A while back, I tried to answer a question; if I could pick any, what guns would I buy? And I came to the conclusion very damn few, and some only with certain conditions.
I would love to have a Sharps in either the .45-110-550 cartridge, or .45-70, but only if I had access to a place with a range going out to 500 yards or so. I'd really like to try shooting one, but with a rifle like that you need long ranges for regular use; shooting it only at 100 yards would not be allowing it to show what it can do.
One of the British Martini-Henry rifles, in .577/450 of course, would be interesting. The history behind these by itself would make it worth having one to look at and handle. Just store it right next to your copy of 'Zulu'.
A Russian Nagant revolver? Possibly, just because it has one of the two oddest revolver actions ever made.
At the 45th Infantry Division Museum, in the parking lot, are a pair of 37mm anti-tank guns. Now if you had one of those in working condition, and a long distance to shoot it in, and the stuff to make solid shot to shoot... BIG bang!

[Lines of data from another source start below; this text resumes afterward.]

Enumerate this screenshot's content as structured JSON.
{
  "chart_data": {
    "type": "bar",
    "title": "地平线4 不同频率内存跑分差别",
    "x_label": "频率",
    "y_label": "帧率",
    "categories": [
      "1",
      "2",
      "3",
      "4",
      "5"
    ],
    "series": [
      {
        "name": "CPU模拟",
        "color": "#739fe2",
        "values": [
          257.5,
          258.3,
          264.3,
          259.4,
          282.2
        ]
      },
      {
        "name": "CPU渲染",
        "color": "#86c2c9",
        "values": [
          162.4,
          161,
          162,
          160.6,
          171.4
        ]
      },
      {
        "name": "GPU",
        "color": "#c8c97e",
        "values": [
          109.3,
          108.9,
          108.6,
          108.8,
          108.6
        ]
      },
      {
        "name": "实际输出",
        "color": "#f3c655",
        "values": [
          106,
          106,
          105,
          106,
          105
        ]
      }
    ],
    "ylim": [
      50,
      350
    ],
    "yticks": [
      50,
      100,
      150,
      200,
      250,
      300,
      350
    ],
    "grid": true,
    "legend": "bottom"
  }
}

I can't remember offhand who makes it, but a company makes three scale models- working- of machine guns. The 1917 Browning water-cooled, the 1919A4 Browning air-cooled, and the M2 HB Browning .50 caliber. All exactly scaled down, tripods and all, and semi-auto. AND, they fire either .22lr or .17 Hornady. Any of those would be seriously cool, and a fine centerpiece on the coffee table. (side issue, is it still a coffee table if you don't drink coffee?)
A S&W Model 57 .41 Magnum, just because I've always liked that cartridge.
Maybe a 1903A3 Springfield.
Lots of stuff I'd like to try out, like the .500 S&W, but not many I'd really want to own. I'll have to think about this a bit more.